ASN1_TRANSLATION_LIST (77): A key/value list where the keys identify
languages. If the key is null then it means the default in case no language
present in this list is applicable. The types of the values depends on the
application (usually they will be some kind of character strings).
In addition, the same number for the BMP string type can also be used for a UTF-16 string type, and there is a "OBJECT IDENTIFIER RELATIVE TO" type which encodes a OID as either relative or absolute (in canonical form, it is always relative when possible) in order to save space; the schema will specify what it is relative to. ANY and ANY DEFINED BY are allowed despite being removed from the most recent versions of standard ASN.1. (The schema format for these extensions is not defined, since I am not using the ASN.1 schema format; however, someone who does use it might do so if they need it.)

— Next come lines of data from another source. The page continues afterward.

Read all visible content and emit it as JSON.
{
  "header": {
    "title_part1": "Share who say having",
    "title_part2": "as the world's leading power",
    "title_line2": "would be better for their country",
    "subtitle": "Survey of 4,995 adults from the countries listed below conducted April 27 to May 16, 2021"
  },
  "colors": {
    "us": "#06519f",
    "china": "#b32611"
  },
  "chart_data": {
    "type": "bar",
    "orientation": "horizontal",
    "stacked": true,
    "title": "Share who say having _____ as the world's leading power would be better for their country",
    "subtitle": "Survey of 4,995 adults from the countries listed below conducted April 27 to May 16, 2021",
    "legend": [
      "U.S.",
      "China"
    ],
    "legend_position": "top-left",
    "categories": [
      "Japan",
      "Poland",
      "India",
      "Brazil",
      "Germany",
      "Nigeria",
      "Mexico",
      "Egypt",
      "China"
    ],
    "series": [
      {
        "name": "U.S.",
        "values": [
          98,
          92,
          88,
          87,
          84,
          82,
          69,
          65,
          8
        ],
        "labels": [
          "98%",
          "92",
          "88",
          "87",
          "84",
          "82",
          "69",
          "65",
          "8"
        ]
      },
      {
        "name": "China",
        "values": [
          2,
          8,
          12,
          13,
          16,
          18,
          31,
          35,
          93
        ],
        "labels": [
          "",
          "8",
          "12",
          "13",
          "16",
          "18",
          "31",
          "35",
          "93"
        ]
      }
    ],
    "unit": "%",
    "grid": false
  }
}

There is also SDER, which is a superset of DER but a subset of BER, in case you do not want the mess of BER but do not want to require strictly canonical form either; and also SDSER which uses the same encoding for types and values than SDER but but length works differently in order to support streaming better.
As is usual, you do not have to use any or all of these types, but someone might find them useful for some uses. I have used some of them in my own stuff.
ASN1_BCD_STRING can be just IA5String with a constraint attached...
Your time types can be just an INTEGER with a constraint attached... (In Heimdal we use INTEGER constraints to pick a representation in the programming language.) E.g.,
-- 64-bit signed count of seconds where 0 is the Unix epoch
ASN1_UTC_TIMESTAMP ::= INTEGER (-18446744073709551616..18446744073709551615)
ASN1_OUT_OF_BAND can just be a NULL with an APPLICATION tag or whatever:
Out-of-Band ::= [APPLICATION 100] NULL
or maybe an ENUMERATED or BIT STRING with named bits to indicate what kind of thing is referenced out of band. You might even use this with a SEQUENCE type instead where one member identifies an out of band datum as an index, and the other identifies the kind.
ASN1_REFERENCE is... interesting. I've not needed it, but some RPC protocols support intra-payload and even circular references, so if you have a need for that (hopefully you don't), then your ASN1_REFERENCE would be useful indeed.
ASN1_RATIONAL is just a tagged sequence of numerator and denominator, with a constraint that the denominator must not be zero.
OBJECT IDENTIFIER RELATIVE TO is just a CHOICE of OBJECT IDENTIFIER and RELATIVE IDENTIFIER.
Re: SDER... yeah, so Heimdal's codec produces DER but accepts a subset of BER for interop with OpenSSL and others. If you really want streaming then you'll want a variant of OER with fixed-length lengths (which IMO OER should have had, dammit), which then looks a lot like XDR but with different alignment and more types.